Monday, October 7, 2013

The future of CDISC CT:s

A poll posted by Lex Jansen (@lexjansen) in the LinkedIN group for CDISC (Clinical Data Interchange Standards Consortium) triggered me to write down some thoughts on the future of CDISC's so called Controlled Terminologies (CT:s):

When you import CDISC Controlled Terminology from NCI EVS at http://evs.nci.nih.gov/ftp1/CDISC, which format do you use?
  (Excel, Text, ODM XML, or OWL/RDF)

My vote goes to the formats with the best potential for the future, that is the formats serializing RDF modeled data e.g. turtle, json-ld, n-triples, and xml (See the blog post: Understanding RDF serialisation formats)

Today's RDF version

The recently published OWL/RDF version of the CT:s (serialized in xml) uses the first version of the CDISC2RDF schema 1) implementing the model behind the existing export of a limit part of  the content in NCI Thesaurus (NCIt). 

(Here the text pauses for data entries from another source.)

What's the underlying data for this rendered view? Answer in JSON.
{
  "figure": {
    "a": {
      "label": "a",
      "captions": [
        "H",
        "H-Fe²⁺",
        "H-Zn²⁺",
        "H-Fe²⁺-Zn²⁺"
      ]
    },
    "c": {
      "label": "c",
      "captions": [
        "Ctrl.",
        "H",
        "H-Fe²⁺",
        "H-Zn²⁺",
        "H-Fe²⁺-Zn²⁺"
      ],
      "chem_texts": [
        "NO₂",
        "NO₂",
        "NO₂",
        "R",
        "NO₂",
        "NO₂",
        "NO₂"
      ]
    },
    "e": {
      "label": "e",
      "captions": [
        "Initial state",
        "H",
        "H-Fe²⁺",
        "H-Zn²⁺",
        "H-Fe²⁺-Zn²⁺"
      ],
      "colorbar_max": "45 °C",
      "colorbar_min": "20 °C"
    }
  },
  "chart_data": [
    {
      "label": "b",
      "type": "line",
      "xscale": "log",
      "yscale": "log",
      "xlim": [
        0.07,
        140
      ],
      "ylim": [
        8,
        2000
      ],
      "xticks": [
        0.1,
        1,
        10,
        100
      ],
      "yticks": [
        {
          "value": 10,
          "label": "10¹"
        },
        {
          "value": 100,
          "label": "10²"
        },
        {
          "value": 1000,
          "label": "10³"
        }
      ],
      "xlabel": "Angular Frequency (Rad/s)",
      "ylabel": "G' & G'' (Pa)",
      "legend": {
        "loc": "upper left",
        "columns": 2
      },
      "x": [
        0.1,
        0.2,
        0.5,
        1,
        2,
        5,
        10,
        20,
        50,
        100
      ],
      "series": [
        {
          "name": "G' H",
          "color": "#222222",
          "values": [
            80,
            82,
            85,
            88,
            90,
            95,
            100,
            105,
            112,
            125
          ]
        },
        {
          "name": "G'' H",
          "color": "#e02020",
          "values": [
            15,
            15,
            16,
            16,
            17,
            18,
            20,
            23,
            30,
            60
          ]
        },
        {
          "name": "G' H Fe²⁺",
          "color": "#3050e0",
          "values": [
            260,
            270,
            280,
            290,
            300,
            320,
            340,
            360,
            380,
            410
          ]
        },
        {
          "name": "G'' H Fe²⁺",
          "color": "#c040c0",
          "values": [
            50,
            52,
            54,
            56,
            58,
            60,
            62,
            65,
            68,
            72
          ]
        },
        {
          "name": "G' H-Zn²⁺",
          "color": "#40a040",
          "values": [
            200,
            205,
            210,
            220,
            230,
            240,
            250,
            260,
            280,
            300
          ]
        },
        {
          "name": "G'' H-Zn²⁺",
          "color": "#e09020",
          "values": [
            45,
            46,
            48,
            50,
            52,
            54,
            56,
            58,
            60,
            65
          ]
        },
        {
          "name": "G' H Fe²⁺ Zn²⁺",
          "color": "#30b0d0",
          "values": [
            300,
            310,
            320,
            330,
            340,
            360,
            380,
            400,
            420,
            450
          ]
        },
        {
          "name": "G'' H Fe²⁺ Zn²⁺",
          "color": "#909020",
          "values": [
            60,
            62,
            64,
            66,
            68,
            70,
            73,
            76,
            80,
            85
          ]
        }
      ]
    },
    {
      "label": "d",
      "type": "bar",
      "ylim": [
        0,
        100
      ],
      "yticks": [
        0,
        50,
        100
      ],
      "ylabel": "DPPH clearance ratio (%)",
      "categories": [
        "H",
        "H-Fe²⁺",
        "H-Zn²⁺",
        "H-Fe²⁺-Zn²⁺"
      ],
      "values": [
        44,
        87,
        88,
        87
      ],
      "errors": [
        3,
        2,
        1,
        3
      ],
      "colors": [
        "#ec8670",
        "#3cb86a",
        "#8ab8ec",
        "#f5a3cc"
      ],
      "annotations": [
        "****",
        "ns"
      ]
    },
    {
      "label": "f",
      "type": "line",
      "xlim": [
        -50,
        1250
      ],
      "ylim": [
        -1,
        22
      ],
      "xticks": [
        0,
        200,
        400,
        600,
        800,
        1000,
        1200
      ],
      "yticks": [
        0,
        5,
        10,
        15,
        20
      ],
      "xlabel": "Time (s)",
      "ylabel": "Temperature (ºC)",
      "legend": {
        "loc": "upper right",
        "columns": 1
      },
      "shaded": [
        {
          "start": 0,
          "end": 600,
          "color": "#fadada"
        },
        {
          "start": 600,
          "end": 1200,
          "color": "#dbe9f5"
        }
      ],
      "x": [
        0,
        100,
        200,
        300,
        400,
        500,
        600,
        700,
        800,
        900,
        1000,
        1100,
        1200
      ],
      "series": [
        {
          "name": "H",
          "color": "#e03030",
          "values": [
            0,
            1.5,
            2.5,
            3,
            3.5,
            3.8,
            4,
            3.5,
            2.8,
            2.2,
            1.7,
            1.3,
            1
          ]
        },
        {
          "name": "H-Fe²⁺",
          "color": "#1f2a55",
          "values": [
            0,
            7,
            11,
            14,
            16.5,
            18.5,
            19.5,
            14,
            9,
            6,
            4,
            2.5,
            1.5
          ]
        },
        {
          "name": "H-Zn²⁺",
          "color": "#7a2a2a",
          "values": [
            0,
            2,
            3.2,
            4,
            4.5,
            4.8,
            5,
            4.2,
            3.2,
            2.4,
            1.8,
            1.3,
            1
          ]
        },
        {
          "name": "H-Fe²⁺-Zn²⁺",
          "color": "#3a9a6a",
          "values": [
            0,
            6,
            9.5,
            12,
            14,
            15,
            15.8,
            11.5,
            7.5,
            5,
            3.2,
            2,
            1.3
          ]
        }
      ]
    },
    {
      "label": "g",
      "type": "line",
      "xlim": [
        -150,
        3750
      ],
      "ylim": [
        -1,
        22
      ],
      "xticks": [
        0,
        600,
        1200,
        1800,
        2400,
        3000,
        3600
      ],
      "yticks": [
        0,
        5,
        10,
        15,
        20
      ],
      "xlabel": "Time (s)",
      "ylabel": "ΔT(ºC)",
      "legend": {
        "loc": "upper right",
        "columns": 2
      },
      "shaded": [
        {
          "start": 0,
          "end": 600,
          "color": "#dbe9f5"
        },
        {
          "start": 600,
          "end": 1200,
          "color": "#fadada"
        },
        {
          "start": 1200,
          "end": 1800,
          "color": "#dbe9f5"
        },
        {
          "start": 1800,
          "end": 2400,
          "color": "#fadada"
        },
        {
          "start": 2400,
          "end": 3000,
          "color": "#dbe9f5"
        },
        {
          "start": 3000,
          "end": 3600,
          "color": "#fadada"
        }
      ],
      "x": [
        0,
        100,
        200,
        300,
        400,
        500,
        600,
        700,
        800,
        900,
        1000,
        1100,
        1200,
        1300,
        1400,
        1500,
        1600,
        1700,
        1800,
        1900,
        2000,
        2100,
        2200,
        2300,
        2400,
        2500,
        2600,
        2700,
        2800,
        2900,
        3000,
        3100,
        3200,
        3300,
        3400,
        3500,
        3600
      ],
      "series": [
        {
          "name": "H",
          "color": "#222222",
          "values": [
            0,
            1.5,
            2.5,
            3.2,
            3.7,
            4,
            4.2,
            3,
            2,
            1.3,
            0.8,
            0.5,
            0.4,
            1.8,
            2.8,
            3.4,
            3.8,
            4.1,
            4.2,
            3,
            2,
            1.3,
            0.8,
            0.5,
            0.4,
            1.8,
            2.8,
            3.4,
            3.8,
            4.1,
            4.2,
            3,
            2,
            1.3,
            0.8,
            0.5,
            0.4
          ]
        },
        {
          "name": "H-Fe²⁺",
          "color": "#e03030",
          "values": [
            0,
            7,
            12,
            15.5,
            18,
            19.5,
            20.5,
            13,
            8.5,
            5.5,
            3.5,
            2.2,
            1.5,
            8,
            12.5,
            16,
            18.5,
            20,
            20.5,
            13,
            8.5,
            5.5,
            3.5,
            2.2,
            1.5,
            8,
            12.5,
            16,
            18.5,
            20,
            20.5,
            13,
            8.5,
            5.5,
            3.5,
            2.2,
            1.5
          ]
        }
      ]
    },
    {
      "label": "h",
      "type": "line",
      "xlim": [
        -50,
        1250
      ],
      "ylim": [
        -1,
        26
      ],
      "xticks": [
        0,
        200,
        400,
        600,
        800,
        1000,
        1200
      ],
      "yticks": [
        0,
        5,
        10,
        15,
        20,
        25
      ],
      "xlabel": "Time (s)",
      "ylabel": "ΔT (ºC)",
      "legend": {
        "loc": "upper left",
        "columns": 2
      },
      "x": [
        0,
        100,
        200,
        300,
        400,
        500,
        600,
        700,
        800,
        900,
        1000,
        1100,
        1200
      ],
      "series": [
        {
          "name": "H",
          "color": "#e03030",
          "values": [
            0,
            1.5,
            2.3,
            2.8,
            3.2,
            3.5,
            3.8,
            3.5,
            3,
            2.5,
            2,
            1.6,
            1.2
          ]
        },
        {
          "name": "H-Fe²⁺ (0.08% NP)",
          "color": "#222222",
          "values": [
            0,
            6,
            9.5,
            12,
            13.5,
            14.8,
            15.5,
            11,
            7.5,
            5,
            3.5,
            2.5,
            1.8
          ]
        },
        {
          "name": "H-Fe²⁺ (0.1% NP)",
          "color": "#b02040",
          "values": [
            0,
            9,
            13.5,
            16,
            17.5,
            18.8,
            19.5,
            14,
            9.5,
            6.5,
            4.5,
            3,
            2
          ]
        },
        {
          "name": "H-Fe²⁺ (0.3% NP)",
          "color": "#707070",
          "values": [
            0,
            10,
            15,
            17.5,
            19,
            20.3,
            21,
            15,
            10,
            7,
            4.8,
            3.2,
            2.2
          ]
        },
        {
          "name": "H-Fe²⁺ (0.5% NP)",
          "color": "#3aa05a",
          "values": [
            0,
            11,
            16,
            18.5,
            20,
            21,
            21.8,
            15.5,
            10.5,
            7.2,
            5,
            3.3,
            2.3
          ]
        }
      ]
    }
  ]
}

It is modeled to support today's use of the CT:s only as text strings to populate variables in CDISC defined data sets (e.g. SDTM domains) with submission values.That is, it provide study specific clarity making it easy for humans to read the clinical data and metadata.

Next RDF version

Based on very useful discussions with the terminology expert Julie James (LinkedIn profile) working for HL7, IMI EHR4CR and FDA/PhuSE Metadata definition project, these are my thoughts for the next RDF version:

To provide cross study semantic interoperability making it easy for machines to directly integrate and query clinical data and metadata across health care and clinical research we need an enhanced model.

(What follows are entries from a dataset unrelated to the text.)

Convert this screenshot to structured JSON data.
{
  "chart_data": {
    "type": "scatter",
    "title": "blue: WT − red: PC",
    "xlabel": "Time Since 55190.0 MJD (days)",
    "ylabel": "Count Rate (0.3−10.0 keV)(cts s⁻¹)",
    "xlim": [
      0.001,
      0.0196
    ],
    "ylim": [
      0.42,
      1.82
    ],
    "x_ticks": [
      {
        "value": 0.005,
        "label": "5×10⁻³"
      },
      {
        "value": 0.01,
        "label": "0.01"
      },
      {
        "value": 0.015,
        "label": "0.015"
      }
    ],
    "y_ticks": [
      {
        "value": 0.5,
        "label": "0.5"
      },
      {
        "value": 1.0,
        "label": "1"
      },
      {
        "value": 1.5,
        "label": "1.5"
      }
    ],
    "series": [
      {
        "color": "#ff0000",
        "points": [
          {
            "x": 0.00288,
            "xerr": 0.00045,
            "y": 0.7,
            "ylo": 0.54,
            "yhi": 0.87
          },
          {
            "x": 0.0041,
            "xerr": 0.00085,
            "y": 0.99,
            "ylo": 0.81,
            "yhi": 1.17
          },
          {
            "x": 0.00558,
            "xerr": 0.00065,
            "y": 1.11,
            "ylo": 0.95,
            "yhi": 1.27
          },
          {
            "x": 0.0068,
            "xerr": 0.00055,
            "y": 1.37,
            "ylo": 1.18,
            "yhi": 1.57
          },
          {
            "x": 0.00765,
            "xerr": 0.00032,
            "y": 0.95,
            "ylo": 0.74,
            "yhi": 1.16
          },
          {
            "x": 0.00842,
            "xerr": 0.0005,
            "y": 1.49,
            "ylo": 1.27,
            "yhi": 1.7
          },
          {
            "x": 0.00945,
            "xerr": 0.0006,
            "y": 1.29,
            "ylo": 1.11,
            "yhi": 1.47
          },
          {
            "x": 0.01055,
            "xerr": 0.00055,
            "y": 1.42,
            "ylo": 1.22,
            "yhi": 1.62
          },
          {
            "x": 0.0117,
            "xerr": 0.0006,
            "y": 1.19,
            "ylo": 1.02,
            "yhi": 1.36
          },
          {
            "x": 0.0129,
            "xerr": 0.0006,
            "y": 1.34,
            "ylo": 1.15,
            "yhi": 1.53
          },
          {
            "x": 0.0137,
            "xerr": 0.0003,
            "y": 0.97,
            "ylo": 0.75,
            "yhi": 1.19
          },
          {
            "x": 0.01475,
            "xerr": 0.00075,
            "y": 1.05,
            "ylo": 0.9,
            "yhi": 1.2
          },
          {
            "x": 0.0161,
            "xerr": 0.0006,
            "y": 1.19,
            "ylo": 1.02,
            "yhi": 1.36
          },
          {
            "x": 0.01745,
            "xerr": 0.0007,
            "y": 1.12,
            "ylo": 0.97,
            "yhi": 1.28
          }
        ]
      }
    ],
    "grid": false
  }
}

That is, a model that fully leverage the content in NCIt. And address the issues people have experienced when using the CT:s in attempts to implement them in BRIDG / ISO21090. Using the insights from the IMI EHR4CR project and from the development of the IHE DEX profile (Data Element Exchange).

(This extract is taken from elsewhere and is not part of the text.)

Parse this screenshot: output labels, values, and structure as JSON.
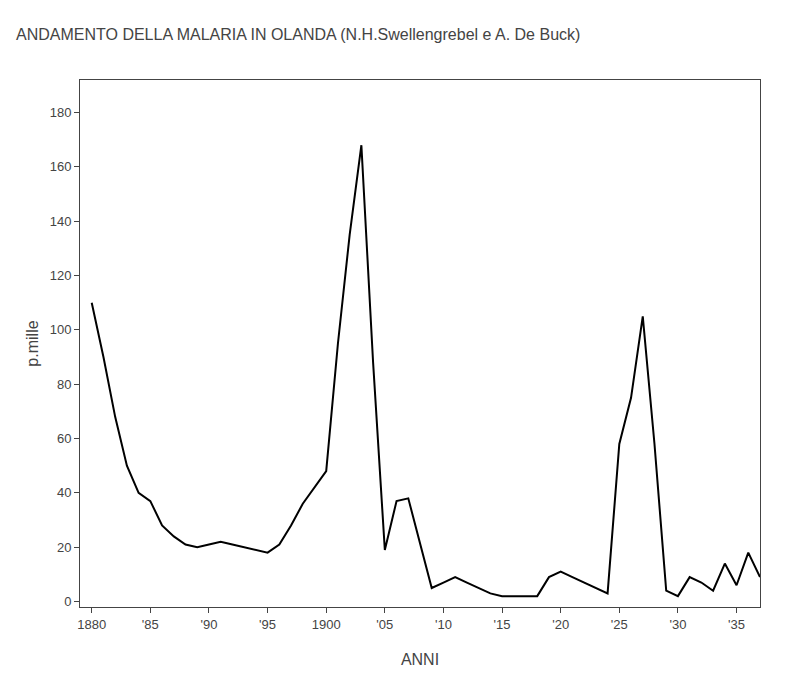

I think there is also an opportunity to leverage the work on binding value sets to data elements part of the HL7 FHIR (Fast Healthcare Interoperability Resources) development 2). Julie also pointed me to a new ISO standards: ISO/CD 17583 3) The next version should also apply both the OID (Object identfier) standard and the URI (Uniform Resource Identifier) standard to identify each value set and each value.


References:
1)  CDISC2RDF poster (presented at DILS 2013, Data Integration in Life Science conference) and FDA/PhUSE Semantic Technology project 
2) http://www.hl7.org/implement/standards/fhir/terminologies.htm
3) ISO/CD 17583: Health informatics -- Terminology constraints for coded data elements expressed in (ISO 21090) Harmonized Data Types used in healthcare information interchange.